Muriel Spark, Memento Mori (1959)
So I haven’t read any Muriel Spark, aside from the one with Maggie Smith, or for that matter any Bainbridge or a raft of female British novelists. I decided to out this right when I spotted a shrink wrapped pile of her novels in a The Works type location for £2. This rather invokes my two-pound-rule and so I bought them. I read her debut, The Conformists, but for some reason I didn’t write it up and so I will reread. It is, at least, short.
I’m kind of assuming that at the heart of Spark is our old friend the Caledonian anti-syzygy, the divided consciousness … we see that in Hogg, the justified sinner, in Jekyll/Hyde, in Banks’s Frank/Eric, in Rebus… Somewhere I guess there’s a sense of Calvinism, of the saved and the damned, but I suspect there’s a healthy dose of Catholic guilt.
Memento Mori has a mix of amnesia and liars. David Lodge seems to think it one of the best British novels of the 1950s and a hoot, but warns you the first laugh will only come on page two. It’s a cracker.
The characters are pretty well all pensioners — most over seventy — and they have a tangled history together. There is Godfrey Colston, of the brewers, his sister Charmian a novelist, his sister Lettie a prison reformer and their former housekeeper Jean Taylor. There is a poet and a scheming housekeeper and estranged children, and a sociologist wanting to keep notes on all of them.
The story begins with Lettie getting a series of anonymous phone calls with the message: “Remember you must die.” Memento Mori, if you weren’t paying attention. This could be revenge for past deeds or a sadistic relative — or she may be simply imagining it. The police are unable to track the caller. Meanwhile, the other characters receive the same call, although no one seems to hear the same voice and one of them even has a female caller.

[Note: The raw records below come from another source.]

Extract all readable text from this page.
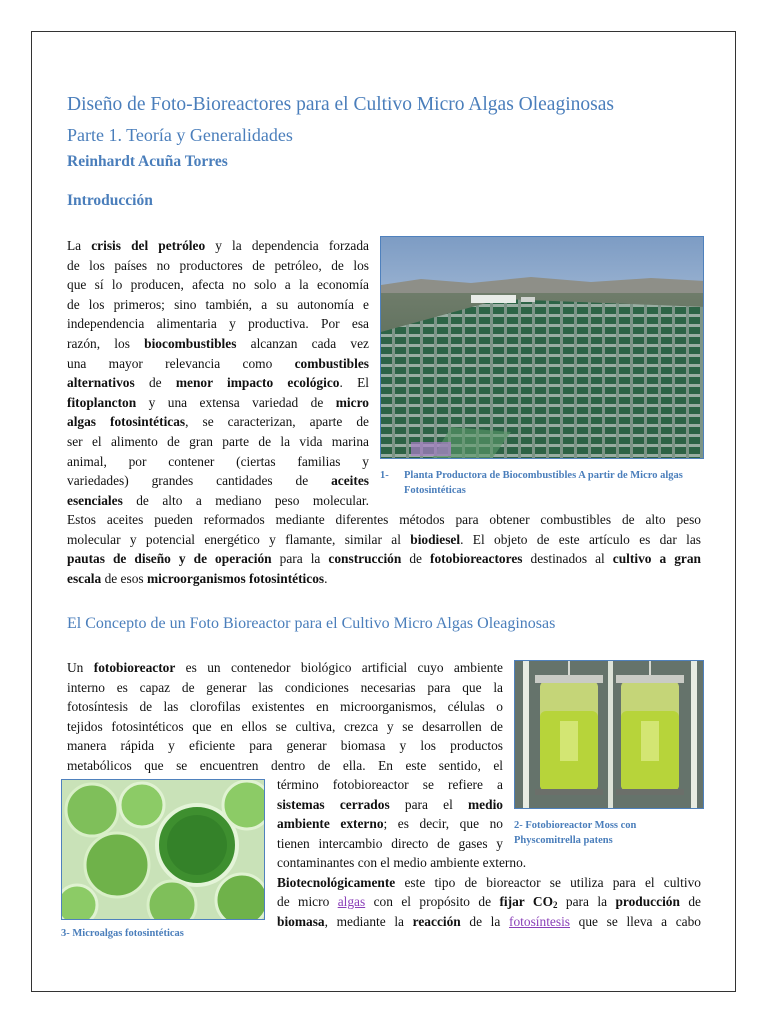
Diseño de Foto-Bioreactores para el Cultivo Micro Algas Oleaginosas
Parte 1. Teoría y Generalidades
Reinhardt Acuña Torres
Introducción
La crisis del petróleo y la dependencia forzada
de los países no productores de petróleo, de los
que sí lo producen, afecta no solo a la economía
de los primeros; sino también, a su autonomía e
independencia alimentaria y productiva. Por esa
razón, los biocombustibles alcanzan cada vez
una mayor relevancia como combustibles
alternativos de menor impacto ecológico. El
fitoplancton y una extensa variedad de micro
algas fotosintéticas, se caracterizan, aparte de
ser el alimento de gran parte de la vida marina
animal, por contener (ciertas familias y
variedades) grandes cantidades de aceites
esenciales de alto a mediano peso molecular.
Estos aceites pueden reformados mediante diferentes métodos para obtener combustibles de alto peso
molecular y potencial energético y flamante, similar al biodiesel. El objeto de este artículo es dar las
pautas de diseño y de operación para la construcción de fotobioreactores destinados al cultivo a gran
escala de esos microorganismos fotosintéticos.
1- Planta Productora de Biocombustibles A partir de Micro algas Fotosintéticas
El Concepto de un Foto Bioreactor para el Cultivo Micro Algas Oleaginosas
Un fotobioreactor es un contenedor biológico artificial cuyo ambiente
interno es capaz de generar las condiciones necesarias para que la
fotosíntesis de las clorofilas existentes en microorganismos, células o
tejidos fotosintéticos que en ellos se cultiva, crezca y se desarrollen de
manera rápida y eficiente para generar biomasa y los productos
metabólicos que se encuentren dentro de ella. En este sentido, el
término fotobioreactor se refiere a
sistemas cerrados para el medio
ambiente externo; es decir, que no
tienen intercambio directo de gases y
contaminantes con el medio ambiente externo.
Biotecnológicamente este tipo de bioreactor se utiliza para el cultivo
de micro algas con el propósito de fijar $CO_2$ para la producción de
biomasa, mediante la reacción de la fotosíntesis que se lleva a cabo
2- Fotobioreactor Moss con
Physcomitrella patens
3- Microalgas fotosintéticas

Is this the voice of conscience? They all have long histories, and must have out a foot wrong in those times, with infidelities covered up. Blackmail is always just around the corner.
As indeed is death.
Death, when it comes, is random and unexpected and PROBABLY SPEAKS IN SMALL CAPITALS. A number of characters are in a geriatric wing of a hospital — the step beyond the nursing home Charmian thinks of visiting — and subject to the random sadism of overworked nurses. It is never clear if the deaths there are of natural causes or punishment for complaining. Those outside the home are just as at risk. The humour is clearly of a macabre nature. I can’t say I did a lot of laughing.
In fact I found it annoying — when presumably I should have been taking pleasure in the unreliable narrators (the viewpoint can shift mid paragraph) and the amnesia and the confusion. I just didn’t feel enough to care.